Nanoliposomal irinotecan and fluorouracil plus leucovorin versus fluorouracil plus leucovorin in patients with cholangiocarcinoma and gallbladder carcinoma previously treated with gemcitabine-based therapies (AIO NALIRICC): a multicentre, open-label, randomised, phase 2 trial.
Background: There is an unmet need for effective therapies in pretreated advanced biliary tract cancer. We aimed to evaluate the efficacy of nanoliposomal irinotecan and fluorouracil plus leucovorin compared with fluorouracil plus leucovorin as second-line treatment for biliary tract cancer.
Methods: NALIRICC was a multicentre, open-label, randomised, phase 2 trial done in 17 German centres for patients aged 18 years or older, with an Eastern Cooperative Oncology Group performance status of 0-1, metastatic biliary tract cancer, and progression on gemcitabine-based therapy. Patients were randomly assigned (1:1) to receive intravenous infusions of nanoliposomal irinotecan (70 mg/m2), fluorouracil (2400 mg/m2), and leucovorin (400 mg/m2) every 2 weeks (nanoliposomal irinotecan group) or fluorouracil (2400 mg/m2) plus leucovorin (400 mg/m2) every 2 weeks (control group). Randomisation was by permutated block randomisation in block sizes of four, stratified by primary tumour site. Investigator-assessed progression-free survival was the primary endpoint, which was evaluated in all randomly assigned patients. Secondary efficacy outcomes were overall survival, objective response rate, and quality of life. Safety was assessed in all randomly assigned patients who received at least one dose of the study treatment. Enrolment for this trial has been completed, and it is registered with ClinicalTrials.gov, NCT03043547.

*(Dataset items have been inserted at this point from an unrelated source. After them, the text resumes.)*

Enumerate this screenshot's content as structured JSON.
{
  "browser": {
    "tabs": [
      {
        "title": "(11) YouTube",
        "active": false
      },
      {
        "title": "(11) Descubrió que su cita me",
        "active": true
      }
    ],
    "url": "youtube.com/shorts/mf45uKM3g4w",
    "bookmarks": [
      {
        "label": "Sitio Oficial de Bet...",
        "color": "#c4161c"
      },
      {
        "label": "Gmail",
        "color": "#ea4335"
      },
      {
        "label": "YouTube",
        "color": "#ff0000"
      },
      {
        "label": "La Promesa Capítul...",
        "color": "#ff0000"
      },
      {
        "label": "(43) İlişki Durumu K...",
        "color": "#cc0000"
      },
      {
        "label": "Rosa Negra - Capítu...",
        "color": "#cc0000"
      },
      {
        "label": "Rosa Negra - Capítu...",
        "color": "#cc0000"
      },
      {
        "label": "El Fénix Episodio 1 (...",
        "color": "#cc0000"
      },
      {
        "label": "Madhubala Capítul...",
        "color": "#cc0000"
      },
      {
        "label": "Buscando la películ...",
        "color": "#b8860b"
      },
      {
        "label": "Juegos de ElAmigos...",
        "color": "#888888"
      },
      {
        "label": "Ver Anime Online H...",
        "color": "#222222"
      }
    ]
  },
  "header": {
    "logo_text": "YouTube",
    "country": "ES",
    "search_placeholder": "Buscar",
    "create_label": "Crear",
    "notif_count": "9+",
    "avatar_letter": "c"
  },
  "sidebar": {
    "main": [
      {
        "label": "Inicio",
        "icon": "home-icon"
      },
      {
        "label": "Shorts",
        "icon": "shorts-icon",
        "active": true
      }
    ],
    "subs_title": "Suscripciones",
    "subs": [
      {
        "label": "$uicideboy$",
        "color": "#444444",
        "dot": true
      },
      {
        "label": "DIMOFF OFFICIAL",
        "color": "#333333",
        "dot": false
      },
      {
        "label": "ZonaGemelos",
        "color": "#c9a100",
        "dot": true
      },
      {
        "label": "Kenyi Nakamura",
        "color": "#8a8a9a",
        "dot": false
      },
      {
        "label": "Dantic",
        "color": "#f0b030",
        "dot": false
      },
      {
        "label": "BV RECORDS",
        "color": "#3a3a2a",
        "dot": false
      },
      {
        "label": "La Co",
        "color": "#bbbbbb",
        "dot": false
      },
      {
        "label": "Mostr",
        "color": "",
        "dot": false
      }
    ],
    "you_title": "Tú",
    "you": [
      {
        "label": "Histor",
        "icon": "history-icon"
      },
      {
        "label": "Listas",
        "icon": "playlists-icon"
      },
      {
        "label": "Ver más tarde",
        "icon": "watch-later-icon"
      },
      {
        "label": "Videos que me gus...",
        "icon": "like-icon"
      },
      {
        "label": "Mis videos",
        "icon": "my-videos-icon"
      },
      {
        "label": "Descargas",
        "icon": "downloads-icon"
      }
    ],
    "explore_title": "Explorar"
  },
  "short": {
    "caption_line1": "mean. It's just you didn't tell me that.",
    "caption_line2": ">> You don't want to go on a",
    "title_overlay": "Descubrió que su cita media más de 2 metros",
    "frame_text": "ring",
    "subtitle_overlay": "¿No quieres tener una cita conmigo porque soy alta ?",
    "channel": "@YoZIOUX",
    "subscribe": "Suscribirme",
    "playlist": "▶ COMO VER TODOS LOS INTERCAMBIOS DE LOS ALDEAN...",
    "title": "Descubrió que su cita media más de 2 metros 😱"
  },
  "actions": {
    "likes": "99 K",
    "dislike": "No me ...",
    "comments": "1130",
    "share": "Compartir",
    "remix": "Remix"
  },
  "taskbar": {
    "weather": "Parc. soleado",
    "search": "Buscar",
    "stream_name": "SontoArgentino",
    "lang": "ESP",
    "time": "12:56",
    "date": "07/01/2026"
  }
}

Finding: Between Dec 4, 2017, and Aug 2, 2021, 49 patients were randomly assigned to the nanoliposomal irinotecan group and 51 patients to the control group. Median age was 65 years (IQR 59-71); 45 (45%) of 100 patients were female. Median progression-free survival was 2·6 months (95% CI 1·7-3·6) in the nanoliposomal irinotecan group and 2·3 months (1·6-3·4) in the control group (hazard ratio [HR] 0·87 [0·56-1·35]). Median overall survival was 6·9 months (95% CI 5·3-10·6) in the nanoliposomal irinotecan group and 8·2 months (5·4-11·9) in the control group (HR 1·08 [0·68-1·72]). The objective response rate was 14% (95% CI 6-27; seven patients) in the nanoliposomal irinotecan group and 4% (1-14; two patients) in the control group. The most common grade 3 or worse adverse events in the nanoliposomal irinotecan group were neutropenia (eight [17%] of 48 vs none in the control group), diarrhoea (seven [15%] vs one [2%]), and nausea (four [8%] vs none). In the control group, the most common grade 3 or worse adverse events were cholangitis (four [8%] patients vs none in the nanoliposomal irinotecan group) and bile duct stenosis (four [8%] vs three [6%]). Treatment-related serious adverse events occurred in 16 (33%) patients in the nanoliposomal irinotecan group (grade 2-3 diarrhoea in five patients; one case each of abdominal infection, acute kidney injury, pancytopenia, increased blood bilirubin, colitis, dehydration, dyspnoea, infectious enterocolitis, ileus, oral mucositis, and nausea). One (2%) treatment-related serious adverse event occurred in the control group (worsening of general condition). Median duration until deterioration of global health status, characterised by the time from randomisation to the initial observation of a score decline exceeding 10 points, was 4·0 months (95% CI 2·2-not reached) in the nanoliposomal irinotecan group and 3·7 months (2·7-not reached) in the control group.
Interpretation: The addition of nanoliposomal irinotecan to fluorouracil plus leucovorin did not improve progression-free survival or overall survival and was associated with higher toxicity compared with fluorouracil plus leucovorin. Further research is necessary to define the role of irinotecan-based combinations in second-line treatment of biliary tract cancer.